Prostatitis in this category is rare, occurring in about 10% of all prostatitis. The question of whether atypical pathogens such as ureaplasma urealyticum can trigger prostatitis is debated. They can be present in a man's body without any signs of inflammation or complaints.

Causes of chronic prostatitis

The causes of chronic prostatitis are basically similar to the causes of acute bacterial prostatitis. Microorganisms enter the prostate in most cases through the urethra - as a result of urine reflux into the ducts of the prostate gland (intraprostatic urine reflux).
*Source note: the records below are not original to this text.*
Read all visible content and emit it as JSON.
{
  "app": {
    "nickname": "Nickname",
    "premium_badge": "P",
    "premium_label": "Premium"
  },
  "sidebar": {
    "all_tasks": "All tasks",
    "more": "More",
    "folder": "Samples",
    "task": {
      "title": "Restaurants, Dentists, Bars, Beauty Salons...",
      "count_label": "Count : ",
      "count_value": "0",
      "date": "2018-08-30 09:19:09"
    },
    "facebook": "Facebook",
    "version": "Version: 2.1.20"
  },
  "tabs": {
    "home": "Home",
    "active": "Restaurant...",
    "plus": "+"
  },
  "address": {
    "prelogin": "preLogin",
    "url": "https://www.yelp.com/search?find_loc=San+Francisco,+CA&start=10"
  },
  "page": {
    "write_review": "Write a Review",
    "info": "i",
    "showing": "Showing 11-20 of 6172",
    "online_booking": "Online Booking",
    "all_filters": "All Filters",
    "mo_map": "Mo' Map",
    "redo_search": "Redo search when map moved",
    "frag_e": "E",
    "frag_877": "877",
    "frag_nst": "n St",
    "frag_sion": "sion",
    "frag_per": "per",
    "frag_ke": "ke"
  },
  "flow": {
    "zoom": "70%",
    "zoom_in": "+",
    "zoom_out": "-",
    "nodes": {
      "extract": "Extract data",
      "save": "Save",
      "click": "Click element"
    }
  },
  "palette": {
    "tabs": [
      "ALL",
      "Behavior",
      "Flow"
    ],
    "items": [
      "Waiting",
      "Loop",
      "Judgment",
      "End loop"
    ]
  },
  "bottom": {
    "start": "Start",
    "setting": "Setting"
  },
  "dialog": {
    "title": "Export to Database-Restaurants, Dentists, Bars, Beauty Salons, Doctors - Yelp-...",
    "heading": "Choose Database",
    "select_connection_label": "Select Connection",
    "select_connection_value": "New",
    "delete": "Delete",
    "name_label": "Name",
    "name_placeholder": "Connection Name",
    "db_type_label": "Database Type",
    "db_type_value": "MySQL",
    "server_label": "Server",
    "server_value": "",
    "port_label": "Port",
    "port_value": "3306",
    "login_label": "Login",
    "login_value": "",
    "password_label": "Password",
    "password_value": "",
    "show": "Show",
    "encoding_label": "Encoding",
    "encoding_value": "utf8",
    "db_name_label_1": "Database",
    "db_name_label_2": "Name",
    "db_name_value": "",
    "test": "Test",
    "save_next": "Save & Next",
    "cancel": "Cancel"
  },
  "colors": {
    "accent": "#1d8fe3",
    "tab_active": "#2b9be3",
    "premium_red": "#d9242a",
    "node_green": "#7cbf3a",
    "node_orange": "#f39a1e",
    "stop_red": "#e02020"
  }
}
Chronic bacterial prostatitis develops as a result of inadequate treatment or short treatment of acute bacterial prostatitis.

Symptoms

  • Discomfort or pain - in the perineum, lower abdomen, groin, scrotum, penis, during ejaculation
  • Changes in urination - difficulty urinating, frequent urination in small amounts, a feeling of incomplete emptying of the bladder.

The patient may complain of several symptoms, or of any individual symptom. An increase in body temperature is not typical (or insignificant).

Important:

Many men associate erectile dysfunction with prostatitis. This is often facilitated by unprofessional publications in the media and the promotion of dubious drugs. The fact that the erection can be maintained even after the complete removal of the prostate (due to a malignant tumor of the organ) suggests that it itself does not play a role in maintaining the erection.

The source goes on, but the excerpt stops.